Gedenidze’s wife, Natia Gedenidze, also a photojournalist, was arrested together with three others, but she was released in early hours of July 9.
The Tbilisi City Court said that Natia Gedenidze was released on GEL 10,000 bail on the grounds that she had “confessed her crime” and because of having two children.
The Interior Ministry has also released a secretly recorded phone conversation between Gedenidze and Kurtsikidze in which the latter asks him to send via email his bank account number in order “to transfer money directly from Frankfurt.” In a separate recorded phone conversation with Giorgi Abdaladze, Kurtsikidze also asks him to send his bank account information.

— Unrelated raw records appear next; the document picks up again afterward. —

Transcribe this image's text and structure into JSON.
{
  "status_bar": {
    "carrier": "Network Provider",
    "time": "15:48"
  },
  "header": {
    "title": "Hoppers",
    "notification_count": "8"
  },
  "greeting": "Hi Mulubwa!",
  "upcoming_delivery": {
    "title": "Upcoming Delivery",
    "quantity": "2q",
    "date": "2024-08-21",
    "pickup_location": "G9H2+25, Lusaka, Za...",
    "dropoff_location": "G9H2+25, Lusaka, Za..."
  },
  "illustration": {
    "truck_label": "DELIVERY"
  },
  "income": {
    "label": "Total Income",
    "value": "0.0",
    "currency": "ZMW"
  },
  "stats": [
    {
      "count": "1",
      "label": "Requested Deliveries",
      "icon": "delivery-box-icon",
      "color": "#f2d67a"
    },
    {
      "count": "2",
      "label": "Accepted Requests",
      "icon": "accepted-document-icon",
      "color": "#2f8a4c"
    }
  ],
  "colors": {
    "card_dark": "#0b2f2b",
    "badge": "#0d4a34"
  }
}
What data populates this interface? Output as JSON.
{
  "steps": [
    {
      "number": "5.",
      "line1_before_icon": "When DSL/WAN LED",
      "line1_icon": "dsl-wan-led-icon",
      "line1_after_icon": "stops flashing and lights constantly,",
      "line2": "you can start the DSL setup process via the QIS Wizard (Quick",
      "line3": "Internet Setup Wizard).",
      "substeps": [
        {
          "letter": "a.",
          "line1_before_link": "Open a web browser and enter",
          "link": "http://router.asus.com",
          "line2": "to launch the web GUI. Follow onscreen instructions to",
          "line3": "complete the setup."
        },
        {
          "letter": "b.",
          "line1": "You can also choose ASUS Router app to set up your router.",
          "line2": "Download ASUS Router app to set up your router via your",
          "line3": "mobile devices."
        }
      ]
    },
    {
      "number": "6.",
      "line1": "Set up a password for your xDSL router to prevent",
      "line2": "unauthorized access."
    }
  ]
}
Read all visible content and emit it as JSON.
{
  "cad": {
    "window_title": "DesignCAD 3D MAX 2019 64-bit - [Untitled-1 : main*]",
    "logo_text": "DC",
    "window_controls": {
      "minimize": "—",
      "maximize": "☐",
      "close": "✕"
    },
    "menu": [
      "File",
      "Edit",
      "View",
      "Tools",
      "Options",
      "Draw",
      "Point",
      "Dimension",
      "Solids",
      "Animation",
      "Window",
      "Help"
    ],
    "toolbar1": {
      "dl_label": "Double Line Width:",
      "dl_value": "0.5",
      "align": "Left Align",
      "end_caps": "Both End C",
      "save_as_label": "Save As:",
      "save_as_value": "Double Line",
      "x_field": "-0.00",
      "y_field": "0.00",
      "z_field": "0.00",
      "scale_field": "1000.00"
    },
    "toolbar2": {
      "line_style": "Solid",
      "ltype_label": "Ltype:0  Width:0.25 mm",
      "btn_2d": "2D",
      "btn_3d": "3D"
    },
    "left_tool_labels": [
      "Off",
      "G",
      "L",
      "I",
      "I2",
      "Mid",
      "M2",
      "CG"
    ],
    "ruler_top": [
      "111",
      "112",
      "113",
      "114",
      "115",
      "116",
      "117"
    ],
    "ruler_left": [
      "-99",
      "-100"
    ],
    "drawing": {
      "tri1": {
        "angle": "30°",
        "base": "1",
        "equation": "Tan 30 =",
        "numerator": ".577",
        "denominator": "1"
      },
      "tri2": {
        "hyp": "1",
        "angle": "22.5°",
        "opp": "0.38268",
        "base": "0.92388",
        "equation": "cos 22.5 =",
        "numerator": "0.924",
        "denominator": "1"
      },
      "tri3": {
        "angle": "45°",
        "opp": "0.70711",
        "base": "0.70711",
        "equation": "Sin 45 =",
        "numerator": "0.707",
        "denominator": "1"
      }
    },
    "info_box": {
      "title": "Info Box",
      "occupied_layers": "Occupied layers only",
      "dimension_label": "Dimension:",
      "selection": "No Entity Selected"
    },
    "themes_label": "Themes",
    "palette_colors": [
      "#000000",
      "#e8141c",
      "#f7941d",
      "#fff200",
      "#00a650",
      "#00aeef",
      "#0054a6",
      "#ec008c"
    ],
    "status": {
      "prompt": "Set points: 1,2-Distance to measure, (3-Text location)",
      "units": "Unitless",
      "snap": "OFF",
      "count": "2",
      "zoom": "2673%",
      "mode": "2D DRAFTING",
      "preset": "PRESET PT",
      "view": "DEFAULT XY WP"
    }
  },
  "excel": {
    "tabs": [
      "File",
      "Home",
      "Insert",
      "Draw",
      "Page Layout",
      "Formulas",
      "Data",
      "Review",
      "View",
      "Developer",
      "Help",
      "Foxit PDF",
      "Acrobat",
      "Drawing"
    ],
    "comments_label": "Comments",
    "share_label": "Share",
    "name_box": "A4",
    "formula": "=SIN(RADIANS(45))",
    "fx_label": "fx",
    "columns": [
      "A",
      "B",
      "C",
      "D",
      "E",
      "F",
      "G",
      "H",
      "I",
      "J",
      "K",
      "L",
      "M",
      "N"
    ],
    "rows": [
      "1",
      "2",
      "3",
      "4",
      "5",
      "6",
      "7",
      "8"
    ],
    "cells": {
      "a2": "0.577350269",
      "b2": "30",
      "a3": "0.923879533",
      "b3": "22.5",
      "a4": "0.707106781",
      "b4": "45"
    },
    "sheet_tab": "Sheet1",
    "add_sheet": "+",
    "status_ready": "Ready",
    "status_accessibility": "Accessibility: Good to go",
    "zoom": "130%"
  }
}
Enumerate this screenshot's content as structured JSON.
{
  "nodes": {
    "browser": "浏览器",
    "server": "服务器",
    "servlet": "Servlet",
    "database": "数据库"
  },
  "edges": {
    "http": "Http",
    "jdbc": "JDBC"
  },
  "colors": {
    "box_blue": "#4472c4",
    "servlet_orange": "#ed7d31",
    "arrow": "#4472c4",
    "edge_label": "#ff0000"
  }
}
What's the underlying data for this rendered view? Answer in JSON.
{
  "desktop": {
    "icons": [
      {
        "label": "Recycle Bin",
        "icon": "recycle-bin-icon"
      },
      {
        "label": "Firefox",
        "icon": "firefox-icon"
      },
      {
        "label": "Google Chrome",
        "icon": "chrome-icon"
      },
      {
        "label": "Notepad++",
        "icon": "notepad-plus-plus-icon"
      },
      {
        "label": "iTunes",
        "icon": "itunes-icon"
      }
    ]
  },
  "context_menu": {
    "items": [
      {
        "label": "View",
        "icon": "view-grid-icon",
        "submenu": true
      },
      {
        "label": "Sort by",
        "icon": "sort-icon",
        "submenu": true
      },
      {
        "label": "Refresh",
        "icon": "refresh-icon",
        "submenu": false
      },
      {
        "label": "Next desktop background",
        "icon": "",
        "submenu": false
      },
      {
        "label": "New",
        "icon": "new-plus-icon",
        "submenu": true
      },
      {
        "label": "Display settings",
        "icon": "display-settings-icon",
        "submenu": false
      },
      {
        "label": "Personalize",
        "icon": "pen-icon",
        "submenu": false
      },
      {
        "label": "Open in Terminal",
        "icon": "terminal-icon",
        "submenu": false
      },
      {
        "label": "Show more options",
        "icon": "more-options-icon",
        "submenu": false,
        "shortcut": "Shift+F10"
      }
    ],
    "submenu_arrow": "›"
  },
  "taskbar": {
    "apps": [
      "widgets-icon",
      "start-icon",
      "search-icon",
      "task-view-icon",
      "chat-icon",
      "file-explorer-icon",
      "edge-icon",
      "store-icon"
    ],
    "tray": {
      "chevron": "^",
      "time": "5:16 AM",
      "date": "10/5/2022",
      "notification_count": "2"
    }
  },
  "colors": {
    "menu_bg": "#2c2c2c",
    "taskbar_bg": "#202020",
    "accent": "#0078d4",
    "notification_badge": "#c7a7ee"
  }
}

EPA's editor-in-chief, Cengiz Serem, told ABC News on July 7, that Kurtsikidze is “absolutely not” a spy and charges against him were “crazy”.
“They say he sent pictures to Moscow. These were pool pictures and were given to all agencies... The pictures are even vetted by the President before they're sent out.”
He also said that Kurtsikidze had never had troubles with the authorities before. “[He] only covers what he's officially invited to and authorized to do. We do not have that sort of investigative journalism there.”